4.6. Isolation of the Analytes after Biotransformation
An adequate amount, i.e., 70–80 g, of PurosorbTM PAD600 solution was added to the sterile filtered culture medium. The mixture was then incubated on a horizontal shaker at 250 rpm overnight. The suspension was vacuum filtrated (qualitative filter paper 413, 5–13 µm, VWR International, Leuven, Belgium), and the resin was washed with 5 volumes of water. Then, the glucosides were eluted by filtering 10 volumes of methanol over the resin. Afterward, the eluate was evaporated at 30 °C using a rotary evaporator. All fractions, i.e., the filtrate, the washing steps, and the eluate, were collected separately and checked for AOH-3-G, AOH-9-G, and AME-3-G using LC-MS/MS.

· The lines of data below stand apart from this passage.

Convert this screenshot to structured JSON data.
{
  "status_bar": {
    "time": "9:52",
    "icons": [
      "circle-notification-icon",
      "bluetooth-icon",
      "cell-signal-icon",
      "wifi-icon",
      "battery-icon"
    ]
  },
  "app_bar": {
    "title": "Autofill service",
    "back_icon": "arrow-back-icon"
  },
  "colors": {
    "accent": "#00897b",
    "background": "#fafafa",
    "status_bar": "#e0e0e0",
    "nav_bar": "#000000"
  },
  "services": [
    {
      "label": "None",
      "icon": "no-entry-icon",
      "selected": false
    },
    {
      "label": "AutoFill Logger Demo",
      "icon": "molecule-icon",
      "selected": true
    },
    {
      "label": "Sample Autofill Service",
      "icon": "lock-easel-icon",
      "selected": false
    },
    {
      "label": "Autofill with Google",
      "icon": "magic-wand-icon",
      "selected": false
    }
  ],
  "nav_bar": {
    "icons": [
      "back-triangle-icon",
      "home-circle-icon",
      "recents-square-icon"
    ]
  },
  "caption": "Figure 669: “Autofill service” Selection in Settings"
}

4.7. Semi-Preparative HPLC
A Merck Hitachi HPLC System (LaChrom, D-7000, Merck, Germany, in cooperation with Hitachi Instruments Inc., San Jose, CA, USA) was used to isolate and purify the three different glucosides. Separation was performed with a Pro-Pack C18 150 × 10.0 mm, S-5 µm, 12 nm column (YMC, YMC Europe GmbH, Dienslaken, Germany) at room temperature. Detection was conducted with a UV detector (L-7400) at 254 nm. The gradient program for method 1 (separation of AOH-G isomers and AME-G) was as follows: 0–3 min 10% B, 3–23 min 10%–100% B, 23–25 min 100% B, 25–30 min 100%–10% B, 30–35 10% B with a flow rate of 1 mL/min. Solvent A was water, and solvent B was acetonitrile. For method 2 (separation of AOH-3-G and AOH-9-G and purification of AME-3-G) the gradient was: 0–5 min 50% B, 5–7 min 50%–65% B, 7–19 min 65% B, 19–21 min 65%–100% B, 21–24 min 100% B, 24–27 min 100%–50% B, 27–32 min 50% B with a flow rate of 0.8 mL/min. Solvent A was water, and solvent B was methanol. Software for data analysis was the HPLC system manager (LaChrom, Merck, Germany, in cooperation with Hitachi Instruments Inc., USA, version 4.1).
4.8. qNMR
1H-NMR measurements were conducted on a Bruker AVIII system (500 MHz, Bruker, Rheinstetten, Germany). Analytes were dissolved in deuterated methanol (Sigma–Aldrich, Steinheim, Germany) and filled into NMR tubes (5 × 178 mm, USC-tubes, Bruker, Faellanden, Switzerland). The final NMR settings were adjusted as described in the literature [
31]. For quantitative NMR measurements, an L-tyrosine standard was measured in different concentrations beforehand; for data analysis, the TopSpin-3.6.0 Software (Bruker, Rheinstetten, Germany) was used with the ERETIC II function for quantification.
4.9. UV Spectroscopy
A Genesys 10S UV-Vis spectrophotometer (Thermo Fisher Scientific, Madison, WI, USA) was used with precision cells made of quartz glass (Hellma GmbH & Co. KG, Müllheim, Germany) for the characterization of the obtained analytes. Absorption maxima were determined by conducting a scanning run between 200 and 400 nm against acetonitrile with 1 µg/mL solutions of the glucosides. To obtain the extinction coefficients, the analytes were diluted to solutions of 1 µg/mL, 2.5 µg/mL, and 5 µg/mL, each measured in triplicates.